Sri Lanka's security forces defeated one of the most ruthless terrorist organizations in the world. As a result, Sri Lanka remains an undivided country that enjoys sustainable peace. Therefore, I must respectfully recall the yeoman service rendered by our security forces in defeating a dreaded terrorist organization, and I take this opportunity to thank our security forces for their great sacrifices in ushering peace and ensuring territorial integrity of Sri Lanka. At a time when almost ten years have passed since the end of the conflict, I call upon the international community to look at my country from a new perspective with new ideas. I call on you all to refresh your views on my noble motherland and assist us in our efforts towards achieving economic development, prosperity, and a secure future as a country at peace following a deadly conflict; as a country that is strengthening national reconciliation; as a country where national harmony prevails; as a country that has taken and continues to take every possible step to prevent recurrence of another conflict; and as a country that protects and upholds human rights.
I respectfully request you to allow us the opportunity to resolve our own issues.
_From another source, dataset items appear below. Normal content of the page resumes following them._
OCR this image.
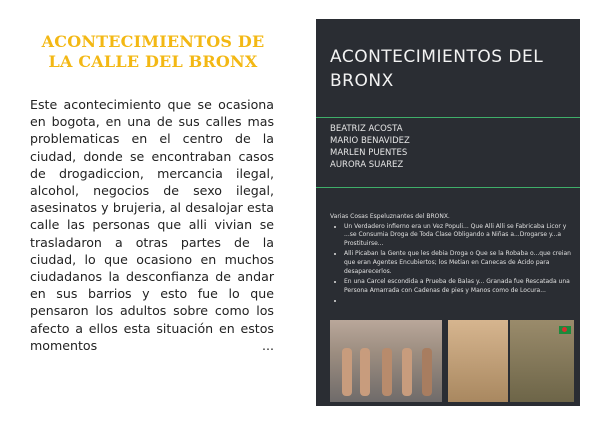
ACONTECIMIENTOS DE
LA CALLE DEL BRONX
Este acontecimiento que se ocasiona en bogota, en una de sus calles mas problematicas en el centro de la ciudad, donde se encontraban casos de drogadiccion, mercancia ilegal, alcohol, negocios de sexo ilegal, asesinatos y brujeria, al desalojar esta calle las personas que alli vivian se trasladaron a otras partes de la ciudad, lo que ocasiono en muchos ciudadanos la desconfianza de andar en sus barrios y esto fue lo que pensaron los adultos sobre como los afecto a ellos esta situación en estos momentos	...
ACONTECIMIENTOS DEL
BRONX
BEATRIZ ACOSTA
MARIO BENAVIDEZ
MARLEN PUENTES
AURORA SUAREZ
Varias Cosas Espeluznantes del BRONX.
• Un Verdadero infierno era un Vez Populi... Que Alli Alli se Fabricaba Licor y ...se Consumia Droga de Toda Clase Obligando a Niñas a...Drogarse y...a Prostituirse...
• Alli Picaban la Gente que les debia Droga o Que se la Robaba o...que creian que eran Agentes Encubiertos; los Metian en Canecas de Acido para desaparecerlos.
• En una Carcel escondida a Prueba de Balas y... Granada fue Rescatada una Persona Amarrada con Cadenas de pies y Manos como de Locura...
•
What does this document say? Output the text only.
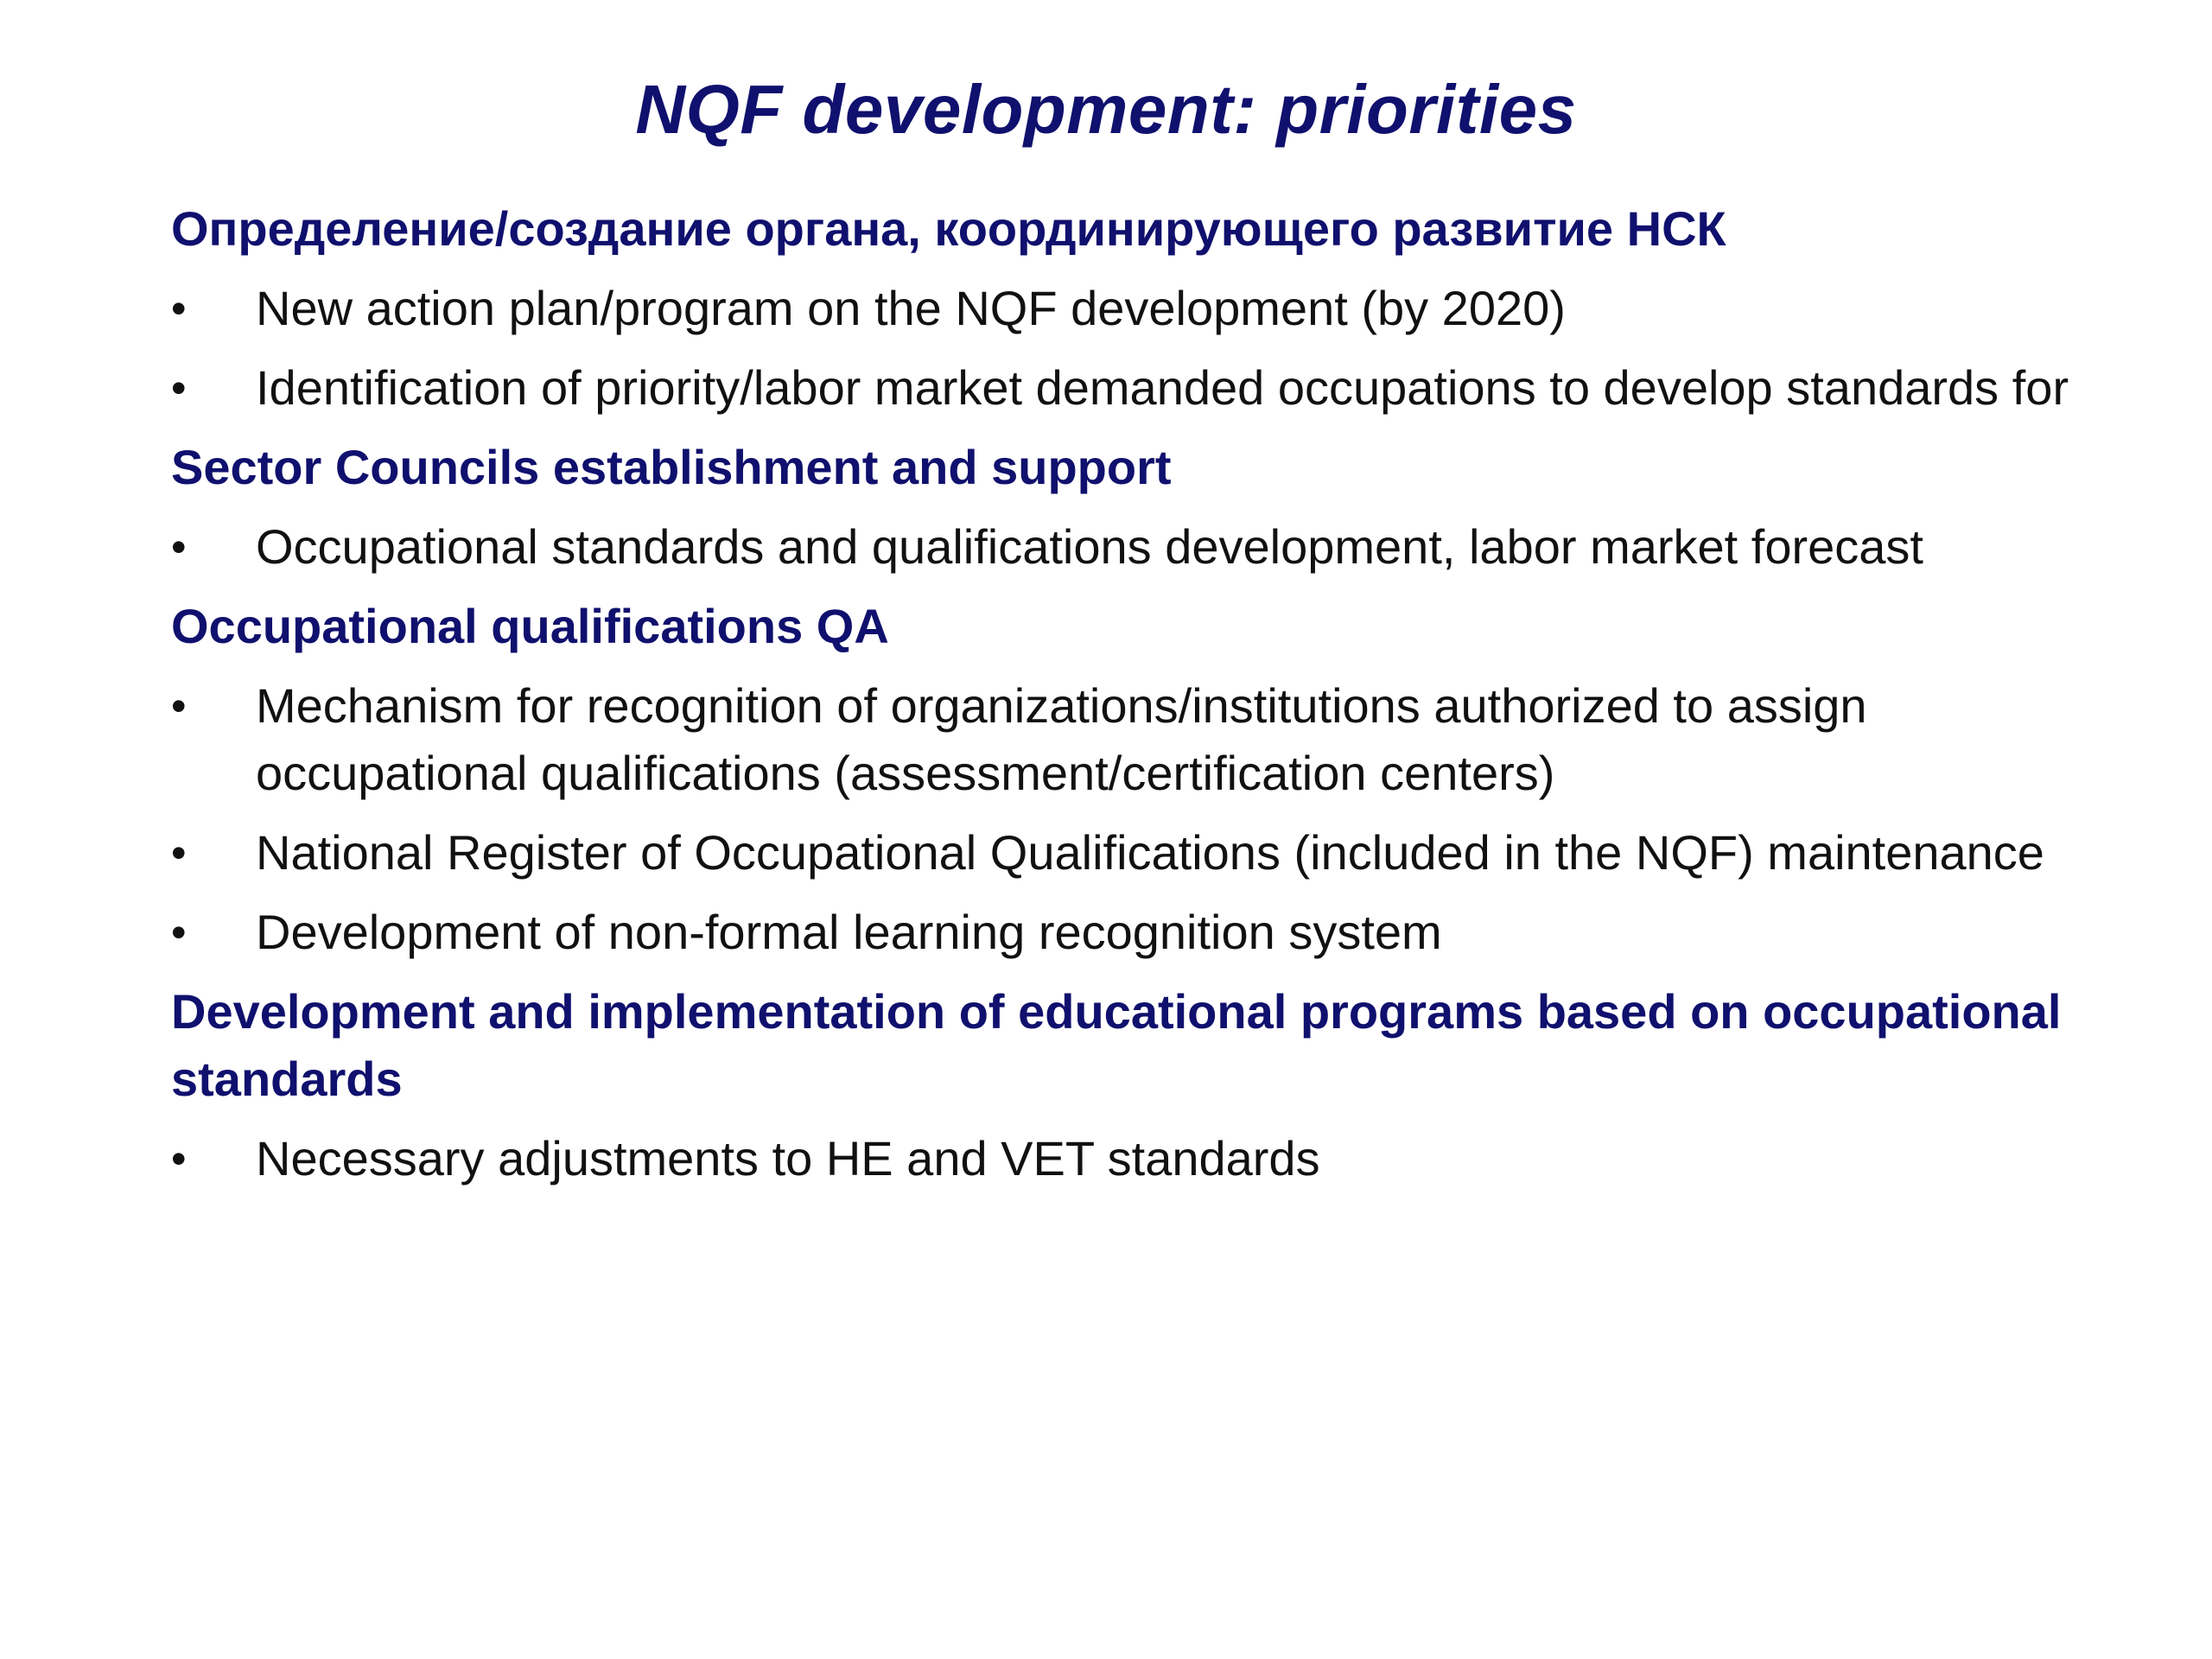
NQF development: priorities
Определение/создание органа, координирующего развитие НСК
•	New action plan/program on the NQF development (by 2020)
•	Identification of priority/labor market demanded occupations to develop standards for
Sector Councils establishment and support
•	Occupational standards and qualifications development, labor market forecast
Occupational qualifications QA
•	Mechanism for recognition of organizations/institutions authorized to assign occupational qualifications (assessment/certification centers)
•	National Register of Occupational Qualifications (included in the NQF) maintenance
•	Development of non-formal learning recognition system
Development and implementation of educational programs based on occupational standards
•	Necessary adjustments to HE and VET standards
The independence of a country is of paramount importance. I seek your support in our efforts, including in strengthening democracy and enhancing human development, while respecting our sovereignty. The sacrifices we have made and the initiatives we have taken in this regard are important for us in resolving our issues. As an independent country, we do not require foreign interference or threats. As a strong nation, we request all of you to allow us space to resolve our problems and to progress as an independent country. In this context, once again I wish to reiterate our request for your assistance and support for us to resolve our own issues as Sri Lankans. I further request your support in the efforts of my government to alleviate fear and suspicion among the communities living in our beloved motherland, and to build greater harmony.
As I stated before, it is imperative to accord priority to address the issues of people in Sri Lanka and the world over who are poverty-stricken. We must find solutions to their problems, taking into consideration the ideas and thoughts of the younger generation.
Considering all of the above, I wish to finally reflect on what Lord Buddha stated in the Salla Sutta of the Samyuktha Nikaya in theThripitaka where it is said that a man pierced by a dart suffers twice: firstly, the physical pain caused by the dart, and secondly the mental agony caused in recollecting the act. Similarly, the people of Sri Lanka have suffered both the physical pain of the prolonged conflict as well as the mental agony caused by the recollection of those unfortunate experiences. Therefore, it is no one else but the people of Sri Lanka who need to be relieved of this pain. In conclusion, I respectfully request all to extend support to my people and country to progress towards a just, fair, equitable and humane society with economic prosperity, alleviating the pain that my people have endured.
Thank you. May the Noble Triple Gem bless you.